Peterson and Harris agreed that there is a limit to how much we can extend ourselves emotionally within reason. Our families and friends come first, then we work outward but can’t take on the sorrow and tragedy of the whole world while remaining functional.

In summaries, Peterson admonished that we need a structure to interpret the world and it must be one based on value. Good structure takes time to evolve and build. He felt that while religion is dismissed on the basis of extreme examples of where it can lead the “devil is in the details” and the details are the baby in the bathwater that people have been encouraged to throw out.

Harris conclude that he felt compelling stories don’t need to be grounded in ideas of supernatural origins. He feels that the supernatural isn’t necessary and if we remove that component then we are “out of the religion business.” He reiterated that conversations like the one that took place that night were essential in moving forward. It wasn’t a debate scoring “points” for either side but a way to show that people can be passionate and still find a way to speak to each other and try to reason.

Harris felt that religion sent a message that, along with things not being open to criticism, it says we don’t need to discover things anymore. Ultimately, there should not be different rules for a certain class of books. His biggest criticism for Peterson was that he let too many people “off the hook” when they block questioning.
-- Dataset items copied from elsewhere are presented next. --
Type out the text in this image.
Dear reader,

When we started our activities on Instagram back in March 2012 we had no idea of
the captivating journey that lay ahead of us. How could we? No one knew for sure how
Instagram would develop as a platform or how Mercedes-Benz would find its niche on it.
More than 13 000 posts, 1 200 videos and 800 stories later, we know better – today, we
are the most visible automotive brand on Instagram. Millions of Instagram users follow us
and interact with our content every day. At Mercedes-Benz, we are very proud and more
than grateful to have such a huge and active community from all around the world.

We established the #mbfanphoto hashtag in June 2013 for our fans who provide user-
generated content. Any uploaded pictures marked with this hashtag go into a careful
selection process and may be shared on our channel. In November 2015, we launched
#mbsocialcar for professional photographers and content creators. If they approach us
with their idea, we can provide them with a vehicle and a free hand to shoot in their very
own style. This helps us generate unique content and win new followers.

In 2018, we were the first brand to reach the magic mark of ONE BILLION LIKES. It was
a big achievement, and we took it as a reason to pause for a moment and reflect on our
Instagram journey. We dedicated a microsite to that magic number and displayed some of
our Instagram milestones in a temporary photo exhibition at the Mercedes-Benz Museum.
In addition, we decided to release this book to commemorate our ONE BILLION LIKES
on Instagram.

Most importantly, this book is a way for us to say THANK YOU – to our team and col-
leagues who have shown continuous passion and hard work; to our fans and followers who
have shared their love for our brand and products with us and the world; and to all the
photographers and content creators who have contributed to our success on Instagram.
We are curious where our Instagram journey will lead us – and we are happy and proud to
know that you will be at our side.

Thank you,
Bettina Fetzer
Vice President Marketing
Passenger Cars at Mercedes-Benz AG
While there may be value to religious stories Harris felt is should stop at claims of “revelations” and divine origins.

This has been a summary of the event to the best of my ability. (Not even proofread yet) I don’t take any side to the debate and have tried to represent what was said as fairly as possible. I may have misunderstood some of what was said and certainly make no claims to be an expert on any of the issues. I will add or correct any errors and simply offer this as feedback to the presenters on how a general member of the audience heard their positions and to people who weren’t able to attend while they wait for the official upload.